Finished another Dick Francis— Driving Force. Not among Francis’ best, in my opinion. It’s about a former jockey who runs a transport service for race horses. He discovers somebody’s been smuggling something under his trucks. This is one of those books where the hero could have probably saved himself a lot of unpleasantness if he’d just gone to the police with what he knew in the first place.
Viking news! Mel Gibson says he’s still working on his Viking movie, in spite of losing Leonardo DiCaprio (what a loss!) as the star a couple years ago. He’s working on the script with Randall Wallace (Braveheart). That all sounds good, except that he now tells us his attitude toward Vikings: They are “very unsympathetic characters and these guys will be bad.”
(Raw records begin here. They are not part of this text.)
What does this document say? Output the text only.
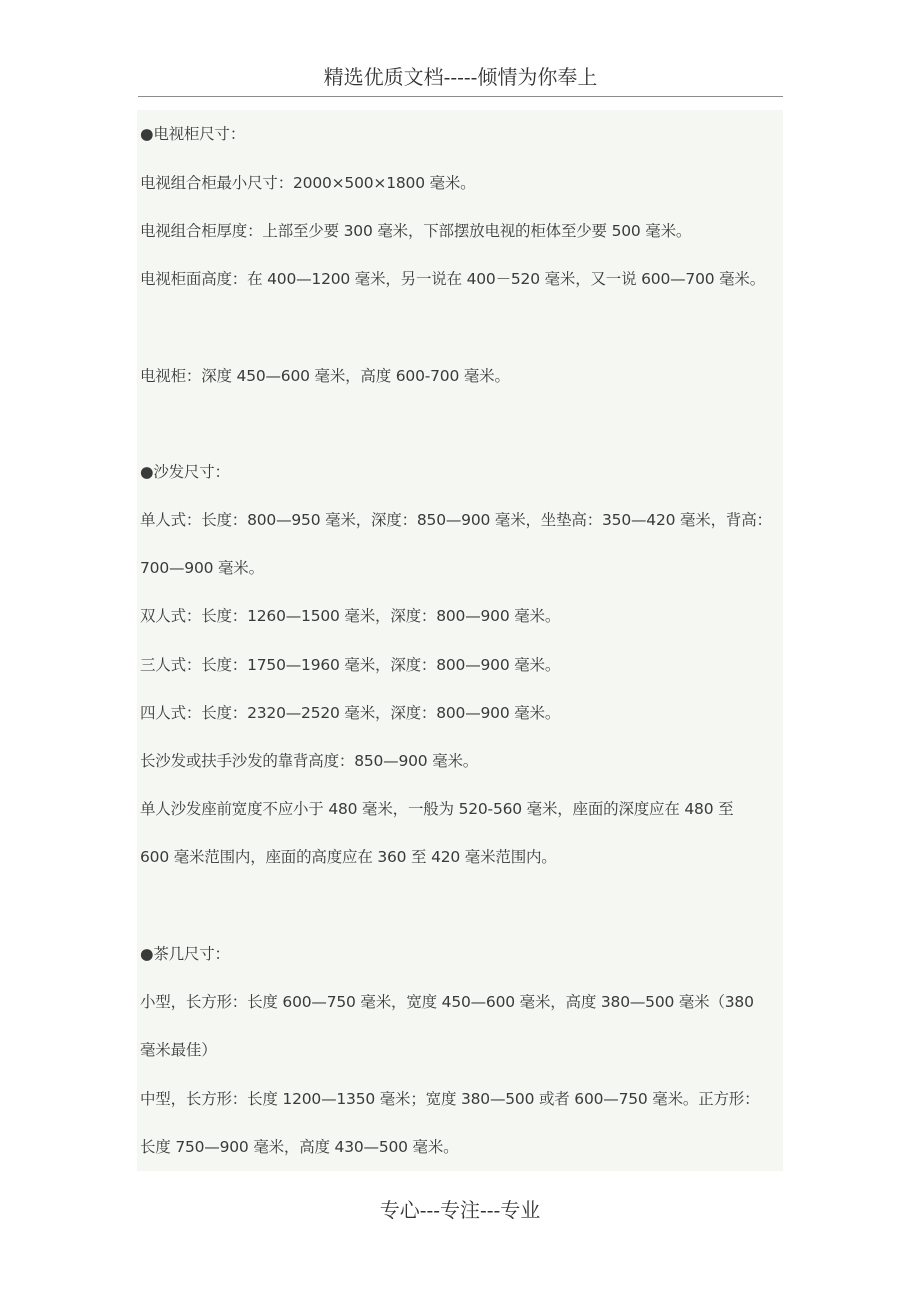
精选优质文档-----倾情为你奉上
●电视柜尺寸：
电视组合柜最小尺寸：2000×500×1800 毫米。
电视组合柜厚度：上部至少要 300 毫米，下部摆放电视的柜体至少要 500 毫米。
电视柜面高度：在 400—1200 毫米，另一说在 400－520 毫米，又一说 600—700 毫米。
电视柜：深度 450—600 毫米，高度 600-700 毫米。
●沙发尺寸：
单人式：长度：800—950 毫米，深度：850—900 毫米，坐垫高：350—420 毫米，背高：
700—900 毫米。
双人式：长度：1260—1500 毫米，深度：800—900 毫米。
三人式：长度：1750—1960 毫米，深度：800—900 毫米。
四人式：长度：2320—2520 毫米，深度：800—900 毫米。
长沙发或扶手沙发的靠背高度：850—900 毫米。
单人沙发座前宽度不应小于 480 毫米，一般为 520-560 毫米，座面的深度应在 480 至
600 毫米范围内，座面的高度应在 360 至 420 毫米范围内。
●茶几尺寸：
小型，长方形：长度 600—750 毫米，宽度 450—600 毫米，高度 380—500 毫米（380
毫米最佳）
中型，长方形：长度 1200—1350 毫米；宽度 380—500 或者 600—750 毫米。正方形：
长度 750—900 毫米，高度 430—500 毫米。
专心---专注---专业
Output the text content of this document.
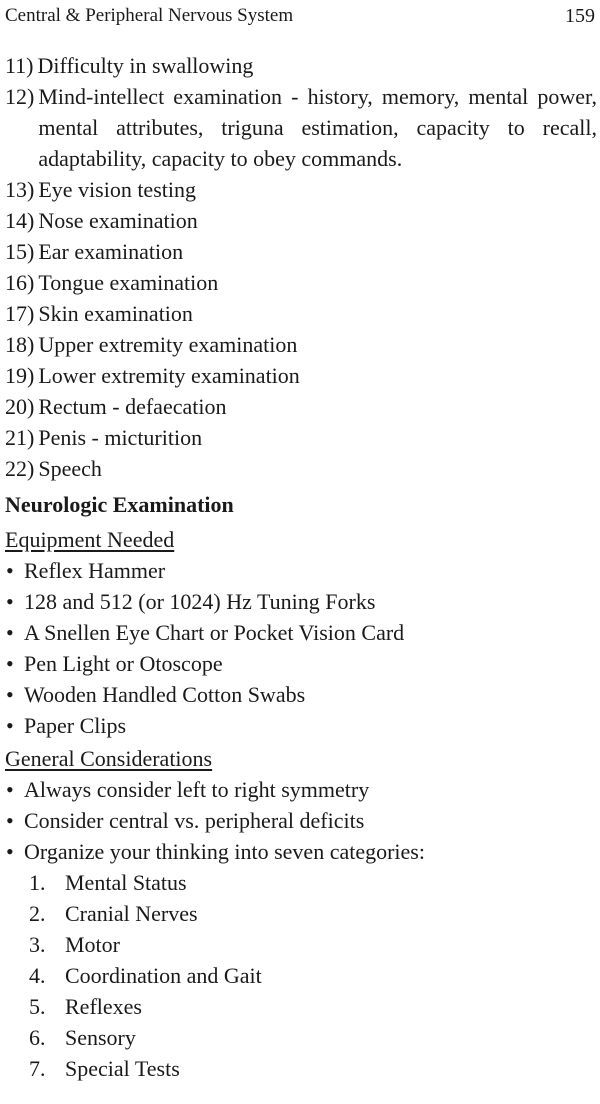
Central & Peripheral Nervous System	159
11) Difficulty in swallowing
12) Mind-intellect examination - history, memory, mental power, mental attributes, triguna estimation, capacity to recall, adaptability, capacity to obey commands.
13) Eye vision testing
14) Nose examination
15) Ear examination
16) Tongue examination
17) Skin examination
18) Upper extremity examination
19) Lower extremity examination
20) Rectum - defaecation
21) Penis - micturition
22) Speech
Neurologic Examination
Equipment Needed
• Reflex Hammer
• 128 and 512 (or 1024) Hz Tuning Forks
• A Snellen Eye Chart or Pocket Vision Card
• Pen Light or Otoscope
• Wooden Handled Cotton Swabs
• Paper Clips
General Considerations
• Always consider left to right symmetry
• Consider central vs. peripheral deficits
• Organize your thinking into seven categories:
1. Mental Status
2. Cranial Nerves
3. Motor
4. Coordination and Gait
5. Reflexes
6. Sensory
7. Special Tests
I know a guy who was actually approached to find reenactors to be extras in the early stages of this project. I contemplated trying to bring my outfit up to code, just to be part of it. I probably won’t lose any sleep about not participating now.
Braveheart? Good? Braveheart?!!!
*sputters in incoherent English Medievalist rage*
“Braveheart” is a good movie. Not good history, but a good movie. Randall Wallace is a serious Catholic and a fine writer.
I will with great reluctance admit you may be right.
As long as you promise never, ever to mention “King Arthur” to me…
I lost count of historical errors in the first 5 minutes…
I have refused from the first to see “King Arthur.” And that deeply disappointed me, because the essential concept was one I’d been looking forward to.
Yes. Early Medieval British history is my specialty, so I am interested in anything set in that period. And I wrote my Undergraduate thesis on the Arthurian Legend, and will read any version of it that crosses my path. So I was interested in the first major film dealing with the “historical Arthur”. But when the film starts with a caption reading “Britain, AD 452”, then zooms in on Hadrian’s Wall with Roman soldiers marching along it, and 30 seconds later Germanus comes on the scene… The legions pulled out of Britain in 410. Germanus’ visit was in 429 (IIRC) and he died in the 440s, in Rome…
Of course, for sheer so-bad-its-almost-good humor, there’s the Texan White Supremacist Biker-gang Anglo-Saxons…
I take particular offense at that, as I was born on St. Germanus’ Day.